Chainlink’s native token, LINK, has jumped 6% in the past day while Bitcoin and Ethereum prices hold steady.
The LINK token is changing hands at $11.01 at the time of writing, according to CoinGecko, having recently settled at a market capitalization of $6.1 billion. The token has roughly doubled its market capitalization since June this year. But it’s still a far way off its all-time high of $22 billion—last seen in May 2021.
Chainlink has been particularly buoyant since debuting its Cross-Chain Interoperability Protocol (CCIP) in July, which is aimed at simplifying cross-chain transactions.
Its early adopters include Avalanche, Ethereum, Optimism, Polygon, as well as DeFi lending protocols Aave and Synthetix. And in September, Chainlink integrated CCIP into the Coinbase-incubated Ethereum layer-2 network Base.
At the time of writing, the world’s oldest and largest crypto asset Bitcoin was trading at $33,654.77 and sitting at a market capitalization of $657 billion. Although it’s down 4% from its high of $35,000 on Wednesday and down 1.5% in the past day, the coin is still up 14% from where it was a week ago.
The main cause of Bitcoin’s soaring price: Mounting hype and certainty among investors that the SEC will soon approve a spot Bitcoin ETF for trading. An exchange-traded fund is publicly traded, like a stock, but tracks the performance of an underlying asset or index rather than just one company.
Meanwhile, Ethereum is sitting 1.6% below what it was yesterday, trading at $1,757.70 at the time of writing. Goldman Sachs analysts recently said they were optimistic about the network’s Dencun upgrade, even if it is expected to be delayed until 2024.

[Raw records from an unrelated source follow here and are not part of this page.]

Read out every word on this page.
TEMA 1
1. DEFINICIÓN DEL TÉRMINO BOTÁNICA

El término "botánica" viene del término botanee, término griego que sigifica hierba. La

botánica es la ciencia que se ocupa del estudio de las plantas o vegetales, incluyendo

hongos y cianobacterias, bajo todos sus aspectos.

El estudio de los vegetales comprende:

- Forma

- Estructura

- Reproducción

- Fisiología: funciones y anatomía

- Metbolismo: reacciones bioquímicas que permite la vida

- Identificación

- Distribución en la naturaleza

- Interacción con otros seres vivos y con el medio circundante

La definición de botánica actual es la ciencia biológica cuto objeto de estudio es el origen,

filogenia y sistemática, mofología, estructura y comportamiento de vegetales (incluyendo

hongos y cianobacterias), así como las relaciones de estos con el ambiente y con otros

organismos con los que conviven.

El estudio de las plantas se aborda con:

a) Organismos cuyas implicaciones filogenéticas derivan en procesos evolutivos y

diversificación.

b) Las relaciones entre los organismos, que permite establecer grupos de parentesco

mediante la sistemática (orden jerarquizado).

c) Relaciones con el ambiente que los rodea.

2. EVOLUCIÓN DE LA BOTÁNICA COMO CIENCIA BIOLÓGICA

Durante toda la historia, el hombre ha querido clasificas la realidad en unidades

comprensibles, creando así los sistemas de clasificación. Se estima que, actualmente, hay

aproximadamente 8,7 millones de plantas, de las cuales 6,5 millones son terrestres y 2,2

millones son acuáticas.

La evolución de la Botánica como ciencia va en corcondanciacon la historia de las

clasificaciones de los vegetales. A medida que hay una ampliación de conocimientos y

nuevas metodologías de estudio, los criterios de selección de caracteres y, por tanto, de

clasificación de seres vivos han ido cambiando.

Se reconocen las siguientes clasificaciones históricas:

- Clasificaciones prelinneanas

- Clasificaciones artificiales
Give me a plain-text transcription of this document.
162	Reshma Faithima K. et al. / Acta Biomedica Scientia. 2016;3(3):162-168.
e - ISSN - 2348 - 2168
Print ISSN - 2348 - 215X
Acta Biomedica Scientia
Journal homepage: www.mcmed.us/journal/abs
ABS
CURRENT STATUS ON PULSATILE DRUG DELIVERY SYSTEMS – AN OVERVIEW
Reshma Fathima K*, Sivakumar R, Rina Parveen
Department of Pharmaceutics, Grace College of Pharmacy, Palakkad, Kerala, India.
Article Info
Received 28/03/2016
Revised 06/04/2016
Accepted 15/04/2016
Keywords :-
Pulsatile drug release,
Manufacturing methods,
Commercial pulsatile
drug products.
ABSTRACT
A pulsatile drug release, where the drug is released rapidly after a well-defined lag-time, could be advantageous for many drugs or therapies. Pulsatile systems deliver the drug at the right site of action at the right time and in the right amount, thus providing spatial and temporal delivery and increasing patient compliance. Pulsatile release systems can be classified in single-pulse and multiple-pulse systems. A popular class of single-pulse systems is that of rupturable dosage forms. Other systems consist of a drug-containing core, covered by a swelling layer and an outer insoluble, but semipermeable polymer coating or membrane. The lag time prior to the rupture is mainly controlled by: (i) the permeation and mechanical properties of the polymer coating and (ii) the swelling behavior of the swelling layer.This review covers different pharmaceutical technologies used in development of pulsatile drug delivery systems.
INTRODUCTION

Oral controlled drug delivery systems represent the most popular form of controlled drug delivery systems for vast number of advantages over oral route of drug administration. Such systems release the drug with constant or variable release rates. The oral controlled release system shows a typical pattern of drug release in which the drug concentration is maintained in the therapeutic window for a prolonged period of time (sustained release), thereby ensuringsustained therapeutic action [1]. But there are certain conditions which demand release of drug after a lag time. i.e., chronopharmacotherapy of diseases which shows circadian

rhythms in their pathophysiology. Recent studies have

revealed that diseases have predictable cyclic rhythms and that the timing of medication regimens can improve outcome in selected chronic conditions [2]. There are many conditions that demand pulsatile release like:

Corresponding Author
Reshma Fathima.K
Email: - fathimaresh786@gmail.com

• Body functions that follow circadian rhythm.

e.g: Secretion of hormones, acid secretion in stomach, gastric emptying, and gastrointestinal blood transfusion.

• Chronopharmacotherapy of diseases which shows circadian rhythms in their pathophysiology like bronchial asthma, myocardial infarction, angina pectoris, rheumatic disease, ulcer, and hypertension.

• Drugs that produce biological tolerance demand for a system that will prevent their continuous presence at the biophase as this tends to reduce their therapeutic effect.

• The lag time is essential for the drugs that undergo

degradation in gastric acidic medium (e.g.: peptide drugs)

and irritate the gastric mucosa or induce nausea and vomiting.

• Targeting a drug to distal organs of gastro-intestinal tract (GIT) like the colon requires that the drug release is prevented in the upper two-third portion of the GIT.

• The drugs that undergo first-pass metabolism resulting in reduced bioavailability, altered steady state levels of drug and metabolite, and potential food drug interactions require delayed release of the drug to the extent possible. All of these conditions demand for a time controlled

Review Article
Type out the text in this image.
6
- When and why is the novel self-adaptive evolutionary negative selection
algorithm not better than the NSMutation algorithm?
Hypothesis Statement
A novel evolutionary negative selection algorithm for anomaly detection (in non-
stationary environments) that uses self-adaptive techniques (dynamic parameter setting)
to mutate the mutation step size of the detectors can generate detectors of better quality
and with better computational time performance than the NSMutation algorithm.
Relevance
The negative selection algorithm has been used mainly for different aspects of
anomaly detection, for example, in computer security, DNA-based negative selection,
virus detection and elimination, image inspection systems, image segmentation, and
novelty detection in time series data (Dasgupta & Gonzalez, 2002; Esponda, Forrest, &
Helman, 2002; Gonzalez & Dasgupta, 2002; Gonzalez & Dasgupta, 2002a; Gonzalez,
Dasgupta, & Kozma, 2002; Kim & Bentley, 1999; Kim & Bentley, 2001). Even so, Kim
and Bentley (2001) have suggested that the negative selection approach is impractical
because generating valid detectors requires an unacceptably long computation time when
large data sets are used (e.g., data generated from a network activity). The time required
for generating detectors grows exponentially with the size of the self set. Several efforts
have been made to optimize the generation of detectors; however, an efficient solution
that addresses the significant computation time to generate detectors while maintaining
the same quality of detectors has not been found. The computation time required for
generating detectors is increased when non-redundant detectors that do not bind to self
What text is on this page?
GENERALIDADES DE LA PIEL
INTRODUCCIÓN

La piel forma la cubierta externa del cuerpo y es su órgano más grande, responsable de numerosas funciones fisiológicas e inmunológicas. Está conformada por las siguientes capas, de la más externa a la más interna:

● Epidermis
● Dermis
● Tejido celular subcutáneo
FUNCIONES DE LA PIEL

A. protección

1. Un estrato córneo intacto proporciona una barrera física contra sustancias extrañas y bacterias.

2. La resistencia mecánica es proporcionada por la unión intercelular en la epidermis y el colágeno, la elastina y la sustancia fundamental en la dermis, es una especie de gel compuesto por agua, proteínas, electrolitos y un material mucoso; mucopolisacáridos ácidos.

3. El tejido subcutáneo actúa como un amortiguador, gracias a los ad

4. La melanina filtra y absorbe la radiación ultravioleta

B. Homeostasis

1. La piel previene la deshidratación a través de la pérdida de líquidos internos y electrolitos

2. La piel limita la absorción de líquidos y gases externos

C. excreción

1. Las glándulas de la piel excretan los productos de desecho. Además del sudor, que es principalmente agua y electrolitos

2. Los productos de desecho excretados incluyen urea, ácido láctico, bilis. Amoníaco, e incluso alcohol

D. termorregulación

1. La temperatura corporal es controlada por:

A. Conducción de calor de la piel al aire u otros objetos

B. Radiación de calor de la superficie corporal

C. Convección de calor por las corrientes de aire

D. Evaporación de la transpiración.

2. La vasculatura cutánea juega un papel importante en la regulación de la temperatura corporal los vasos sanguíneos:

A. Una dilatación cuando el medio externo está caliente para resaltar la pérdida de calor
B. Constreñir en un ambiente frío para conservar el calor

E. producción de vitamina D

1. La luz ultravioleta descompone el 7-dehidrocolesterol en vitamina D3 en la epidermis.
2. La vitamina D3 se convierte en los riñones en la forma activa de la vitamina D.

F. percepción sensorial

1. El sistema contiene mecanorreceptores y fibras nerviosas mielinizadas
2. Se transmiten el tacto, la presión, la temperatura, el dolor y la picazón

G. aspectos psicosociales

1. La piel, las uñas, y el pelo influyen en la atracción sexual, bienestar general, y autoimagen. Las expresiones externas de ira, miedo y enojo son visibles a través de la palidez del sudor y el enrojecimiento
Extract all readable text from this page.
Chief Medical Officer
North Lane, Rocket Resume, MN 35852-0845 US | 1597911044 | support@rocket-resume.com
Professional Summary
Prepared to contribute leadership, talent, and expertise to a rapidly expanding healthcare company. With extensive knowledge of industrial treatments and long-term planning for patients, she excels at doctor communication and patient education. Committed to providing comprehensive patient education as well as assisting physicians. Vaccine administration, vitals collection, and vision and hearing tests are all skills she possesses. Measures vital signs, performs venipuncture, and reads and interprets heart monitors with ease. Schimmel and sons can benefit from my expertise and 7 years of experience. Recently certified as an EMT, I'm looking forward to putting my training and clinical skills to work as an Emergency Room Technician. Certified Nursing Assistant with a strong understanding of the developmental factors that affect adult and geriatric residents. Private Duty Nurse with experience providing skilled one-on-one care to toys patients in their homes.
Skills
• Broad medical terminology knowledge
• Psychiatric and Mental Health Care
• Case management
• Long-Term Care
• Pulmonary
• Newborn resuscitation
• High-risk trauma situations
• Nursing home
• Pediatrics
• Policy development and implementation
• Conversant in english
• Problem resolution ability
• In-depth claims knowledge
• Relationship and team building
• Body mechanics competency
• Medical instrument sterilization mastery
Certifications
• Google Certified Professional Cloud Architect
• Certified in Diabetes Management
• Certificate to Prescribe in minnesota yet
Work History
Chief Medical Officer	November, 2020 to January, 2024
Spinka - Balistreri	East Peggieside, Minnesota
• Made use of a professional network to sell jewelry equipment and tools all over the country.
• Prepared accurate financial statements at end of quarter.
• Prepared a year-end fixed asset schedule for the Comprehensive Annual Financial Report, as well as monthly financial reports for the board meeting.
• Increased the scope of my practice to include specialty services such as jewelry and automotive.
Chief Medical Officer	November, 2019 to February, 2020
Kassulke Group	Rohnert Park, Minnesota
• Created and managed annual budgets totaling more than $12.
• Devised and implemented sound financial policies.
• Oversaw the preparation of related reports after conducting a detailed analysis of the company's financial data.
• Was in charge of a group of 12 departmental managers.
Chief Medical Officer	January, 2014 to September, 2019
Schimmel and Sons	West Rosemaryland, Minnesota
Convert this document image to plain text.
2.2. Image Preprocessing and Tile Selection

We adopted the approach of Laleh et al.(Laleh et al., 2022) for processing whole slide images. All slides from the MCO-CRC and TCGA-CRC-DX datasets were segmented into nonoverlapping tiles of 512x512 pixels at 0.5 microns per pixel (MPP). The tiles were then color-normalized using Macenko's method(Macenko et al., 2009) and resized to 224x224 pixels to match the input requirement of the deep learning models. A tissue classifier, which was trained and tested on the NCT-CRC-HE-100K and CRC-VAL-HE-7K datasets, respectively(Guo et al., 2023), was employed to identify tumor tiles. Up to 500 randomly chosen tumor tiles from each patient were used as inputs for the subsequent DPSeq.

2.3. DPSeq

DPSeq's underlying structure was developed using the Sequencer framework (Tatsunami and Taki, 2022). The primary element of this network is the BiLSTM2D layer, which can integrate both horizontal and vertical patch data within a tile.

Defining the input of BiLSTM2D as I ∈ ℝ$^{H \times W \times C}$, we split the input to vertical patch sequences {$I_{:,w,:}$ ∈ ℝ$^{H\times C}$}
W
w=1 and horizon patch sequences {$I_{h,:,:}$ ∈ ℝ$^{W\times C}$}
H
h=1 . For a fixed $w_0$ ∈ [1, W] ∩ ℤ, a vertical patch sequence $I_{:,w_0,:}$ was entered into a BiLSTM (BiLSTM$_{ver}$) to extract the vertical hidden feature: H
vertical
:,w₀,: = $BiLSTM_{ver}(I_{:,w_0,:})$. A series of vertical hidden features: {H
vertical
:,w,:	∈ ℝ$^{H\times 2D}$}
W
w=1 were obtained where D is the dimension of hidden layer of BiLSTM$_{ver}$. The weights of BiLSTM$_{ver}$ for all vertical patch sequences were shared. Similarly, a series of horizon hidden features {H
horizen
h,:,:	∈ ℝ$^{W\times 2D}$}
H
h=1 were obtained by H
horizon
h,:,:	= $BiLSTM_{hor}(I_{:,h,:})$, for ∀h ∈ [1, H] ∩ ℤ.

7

“Dencun's primary impact will be to increase its data availability for layer-2 rollups via proto-danksharding, resulting in a reduction of rollup transaction costs which will be passed on to end users,” the bank wrote in an analysts note this week.
Layer-2 rollups allow unprocessed transactions to be batched, sent to another blockchain, like Optimism or Arbitrum, for settlement. Then receipts for the transactions are sent back to Ethereum mainnet. It’s meant to improve the overall scalability of the Ethereum network, which has in the past been prone to congestion and high transaction costs.